Auf eine Regress-Verzichtserklärung hat Orga-Chef Göbel dieses Mal verzichtet. Inspiriert von den jüngsten Ereignissen in Washington finden aufmerksame Leser stattdessen im Kleingedruckten des Reglements einen Passus zum Thema „Selbstbegnadigung der Fahrtleitung“.

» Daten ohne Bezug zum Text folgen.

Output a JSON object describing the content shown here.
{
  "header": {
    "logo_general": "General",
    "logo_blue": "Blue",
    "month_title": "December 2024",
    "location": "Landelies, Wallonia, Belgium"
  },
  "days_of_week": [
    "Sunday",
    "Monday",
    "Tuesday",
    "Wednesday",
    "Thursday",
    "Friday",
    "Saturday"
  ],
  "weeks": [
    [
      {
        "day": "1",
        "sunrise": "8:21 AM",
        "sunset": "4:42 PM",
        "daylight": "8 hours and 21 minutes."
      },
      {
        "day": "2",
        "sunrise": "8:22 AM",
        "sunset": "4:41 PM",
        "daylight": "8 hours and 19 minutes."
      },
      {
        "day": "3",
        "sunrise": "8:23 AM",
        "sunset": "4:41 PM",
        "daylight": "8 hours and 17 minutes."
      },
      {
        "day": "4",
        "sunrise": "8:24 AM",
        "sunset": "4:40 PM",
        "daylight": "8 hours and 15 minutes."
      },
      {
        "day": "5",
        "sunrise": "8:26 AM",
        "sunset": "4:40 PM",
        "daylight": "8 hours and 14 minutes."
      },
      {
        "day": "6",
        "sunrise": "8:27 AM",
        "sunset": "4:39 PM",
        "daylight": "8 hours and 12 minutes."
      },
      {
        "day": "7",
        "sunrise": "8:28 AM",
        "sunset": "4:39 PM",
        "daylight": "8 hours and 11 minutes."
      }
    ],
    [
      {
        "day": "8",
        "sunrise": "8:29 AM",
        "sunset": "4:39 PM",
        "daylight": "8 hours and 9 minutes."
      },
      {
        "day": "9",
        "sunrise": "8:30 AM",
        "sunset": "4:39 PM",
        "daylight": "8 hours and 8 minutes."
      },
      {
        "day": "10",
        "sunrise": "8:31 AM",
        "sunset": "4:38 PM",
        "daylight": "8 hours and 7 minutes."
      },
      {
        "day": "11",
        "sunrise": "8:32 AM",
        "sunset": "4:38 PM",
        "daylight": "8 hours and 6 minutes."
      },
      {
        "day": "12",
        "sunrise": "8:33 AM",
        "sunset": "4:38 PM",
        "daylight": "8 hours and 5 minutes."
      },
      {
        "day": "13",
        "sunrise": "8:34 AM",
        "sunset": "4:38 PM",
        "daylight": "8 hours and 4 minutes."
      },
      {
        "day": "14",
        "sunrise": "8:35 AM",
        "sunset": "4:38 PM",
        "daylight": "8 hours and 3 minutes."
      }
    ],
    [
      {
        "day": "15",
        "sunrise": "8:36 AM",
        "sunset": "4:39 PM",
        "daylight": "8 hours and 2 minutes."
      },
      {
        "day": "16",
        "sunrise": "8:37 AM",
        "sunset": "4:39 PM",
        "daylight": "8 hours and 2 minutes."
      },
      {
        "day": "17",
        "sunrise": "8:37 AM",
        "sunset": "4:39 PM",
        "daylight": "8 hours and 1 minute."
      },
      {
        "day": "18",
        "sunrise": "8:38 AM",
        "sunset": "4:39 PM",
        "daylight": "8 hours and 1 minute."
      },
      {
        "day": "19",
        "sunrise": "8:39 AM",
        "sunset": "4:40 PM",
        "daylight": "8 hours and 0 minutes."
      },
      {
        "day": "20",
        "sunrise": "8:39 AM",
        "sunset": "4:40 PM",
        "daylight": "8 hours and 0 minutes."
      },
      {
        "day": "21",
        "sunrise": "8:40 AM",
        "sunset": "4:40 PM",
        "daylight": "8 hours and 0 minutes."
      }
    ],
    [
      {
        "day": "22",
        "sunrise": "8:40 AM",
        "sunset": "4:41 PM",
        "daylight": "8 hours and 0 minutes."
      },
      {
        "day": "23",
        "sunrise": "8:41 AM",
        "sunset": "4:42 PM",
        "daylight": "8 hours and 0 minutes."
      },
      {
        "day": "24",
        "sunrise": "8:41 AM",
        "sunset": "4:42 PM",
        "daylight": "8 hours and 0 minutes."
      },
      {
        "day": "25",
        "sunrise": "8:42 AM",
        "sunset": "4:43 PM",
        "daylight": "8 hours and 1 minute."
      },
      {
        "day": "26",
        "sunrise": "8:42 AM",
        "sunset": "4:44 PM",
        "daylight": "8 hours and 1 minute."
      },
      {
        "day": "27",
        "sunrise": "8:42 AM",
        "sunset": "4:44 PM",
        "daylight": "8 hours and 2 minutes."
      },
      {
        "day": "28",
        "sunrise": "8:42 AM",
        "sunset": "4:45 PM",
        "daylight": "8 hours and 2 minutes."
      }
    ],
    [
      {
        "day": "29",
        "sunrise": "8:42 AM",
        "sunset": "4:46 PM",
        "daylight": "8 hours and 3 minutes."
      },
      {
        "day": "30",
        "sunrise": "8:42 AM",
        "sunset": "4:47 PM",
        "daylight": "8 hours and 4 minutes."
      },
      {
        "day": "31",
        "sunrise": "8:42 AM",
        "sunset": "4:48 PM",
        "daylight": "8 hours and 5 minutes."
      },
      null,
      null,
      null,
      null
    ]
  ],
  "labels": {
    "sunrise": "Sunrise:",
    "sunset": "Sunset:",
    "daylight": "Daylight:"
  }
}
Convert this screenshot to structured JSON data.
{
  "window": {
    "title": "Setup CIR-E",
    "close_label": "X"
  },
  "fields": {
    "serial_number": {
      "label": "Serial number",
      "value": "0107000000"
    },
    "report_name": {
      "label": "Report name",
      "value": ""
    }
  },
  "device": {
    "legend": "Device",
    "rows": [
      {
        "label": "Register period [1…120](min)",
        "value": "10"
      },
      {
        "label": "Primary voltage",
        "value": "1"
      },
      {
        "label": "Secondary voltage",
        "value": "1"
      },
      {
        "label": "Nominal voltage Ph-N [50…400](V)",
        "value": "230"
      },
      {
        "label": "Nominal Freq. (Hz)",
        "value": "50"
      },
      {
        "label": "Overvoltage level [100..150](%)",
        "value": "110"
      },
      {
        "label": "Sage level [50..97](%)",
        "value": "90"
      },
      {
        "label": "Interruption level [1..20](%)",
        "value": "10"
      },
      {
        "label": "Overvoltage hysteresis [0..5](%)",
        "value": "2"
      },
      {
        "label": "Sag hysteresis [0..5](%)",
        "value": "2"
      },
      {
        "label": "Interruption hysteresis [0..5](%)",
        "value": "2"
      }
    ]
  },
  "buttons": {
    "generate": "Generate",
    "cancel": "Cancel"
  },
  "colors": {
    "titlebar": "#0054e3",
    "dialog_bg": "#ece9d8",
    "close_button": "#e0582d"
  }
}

Nachdem am Sonntagabend alle ihre Geheimhaltungserklärung unterschrieben haben, geht das fröhliche Feld der 90 Autos am Dienstag auf den Prolog rund um Rothenburg ob der Tauber, akustisch wie so oft begleitet von Peer Günther, der die Rallye reibungslos durch Zeitkontrollen, Regroupings und Ortsdurchfahrten geleiten soll, wozu er sein Mikrofon gegen ein Megaphon getauscht hat. Statt Wissenswertes zu Teilnehmern und Autos zu beplaudern, blafft der erste Histo-Monte-Fahrtleiter der Geschichte heraneilende Schaulustige konsequent mit dem Standardsatz an: „Bitte weitergehen! Hier gibt es nicht viel zu sehen.“
Es geht ja vor allem darum, dass die Teams die Fahrt und die Gegend genießen können. Der Spaß hat allerdings schon nach der Mittagsrast in Freudenstadt ein Loch. Anstatt sich auf den verschneiten Pisten des Hochschwarzwalds auszutoben, steht der Tross im Stau, weil reihenweise Familien auf den Rodelpisten der Gegend dem Lagerkoller entkommen wollten und nun von der Staatsgewalt gestoppt worden sind. Göbel reagiert sofort, lässt seine Truppe vor tobenden Touristen und frustrierten Polizisten wenden und auf verschwiegenen Zickzack-Routen die Abendprüfung auf dem Kandel ansteuern, wo das Feld durch den Umweg aber erst kurz vor Mitternacht eintrifft.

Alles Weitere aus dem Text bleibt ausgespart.